Paulson’s anger boiled as he balled
his hands into firm fists, his seventy-two-year-old knuckles cracking and turning white. “So one of our enemies launched this thing into space?”

“We’re still gathering data, sir, but it’s certainly possible. We’ve been watching all known terrorist groups, both domestic and foreign, for years, and they have nowhere near the level of sophistication to launch such an attack. That leaves the Chinese or the North Koreans.
Or perhaps the Indians have the expertise. To do this, they would have had to launch a rocket far out into space, one that would hold the virus in its dormant form. And from the size of the virus cloud, it would have taken several rocket launches to transport that many tons of viral material into space.”

“The Chinese have launched
a lot of satellites the last several years,” Paulson said. “They could have simply switched out the payload in exchange for this engineered virus.”

“It’s certainly possible. But then there’s the question of why. As we’ve seen, every country on the globe has been hit. If the Chinese or some rogue country wanted to do this, there would be no way for them to prevent large portions of their own population from being killed.”

“Unless they had an antidote,” Paulson said, a cold shiver crawling up his spine. “God help us if this is something that they created and let loose.”
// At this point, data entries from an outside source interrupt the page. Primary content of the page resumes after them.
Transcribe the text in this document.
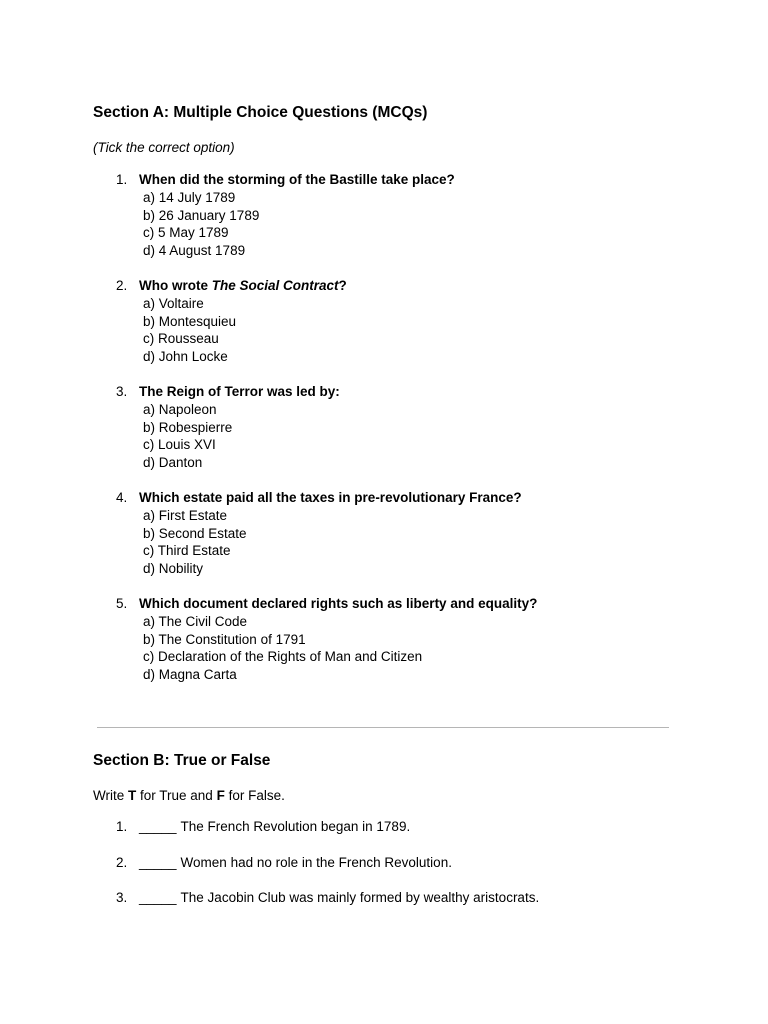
Section A: Multiple Choice Questions (MCQs)
(Tick the correct option)
1. When did the storming of the Bastille take place?
a) 14 July 1789
b) 26 January 1789
c) 5 May 1789
d) 4 August 1789
2. Who wrote The Social Contract?
a) Voltaire
b) Montesquieu
c) Rousseau
d) John Locke
3. The Reign of Terror was led by:
a) Napoleon
b) Robespierre
c) Louis XVI
d) Danton
4. Which estate paid all the taxes in pre-revolutionary France?
a) First Estate
b) Second Estate
c) Third Estate
d) Nobility
5. Which document declared rights such as liberty and equality?
a) The Civil Code
b) The Constitution of 1791
c) Declaration of the Rights of Man and Citizen
d) Magna Carta
Section B: True or False
Write T for True and F for False.
1. _____ The French Revolution began in 1789.
2. _____ Women had no role in the French Revolution.
3. _____ The Jacobin Club was mainly formed by wealthy aristocrats.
“Intelligence is only trickling in, but we haven’t seen any population-scale immunity anywhere. Everyone is dying.” Rowan paused,
flashing his eyes quickly to the side and then the ceiling before focusing back on Paulson. “However, the only data we have now is coming in from the Stream and feeds. We haven’t been able to get in touch with any agents on the ground.”

Paulson knew what Rowan
was thinking. “The Chinese have hacked the Stream before. We could be looking at false data, fake videos.”

“I know. What should we do, sir?”

Paulson thought for a second. This could very well be a planned strike from the Chinese against the U.S. and the entire world, something they’d been planning for years. The hack on the Stream a few years ago could have simply been a test for the larger attack. Inoculate their leaders and citizens, then spread this virus all over the world, killing everyone, leaving the entire planet to themselves.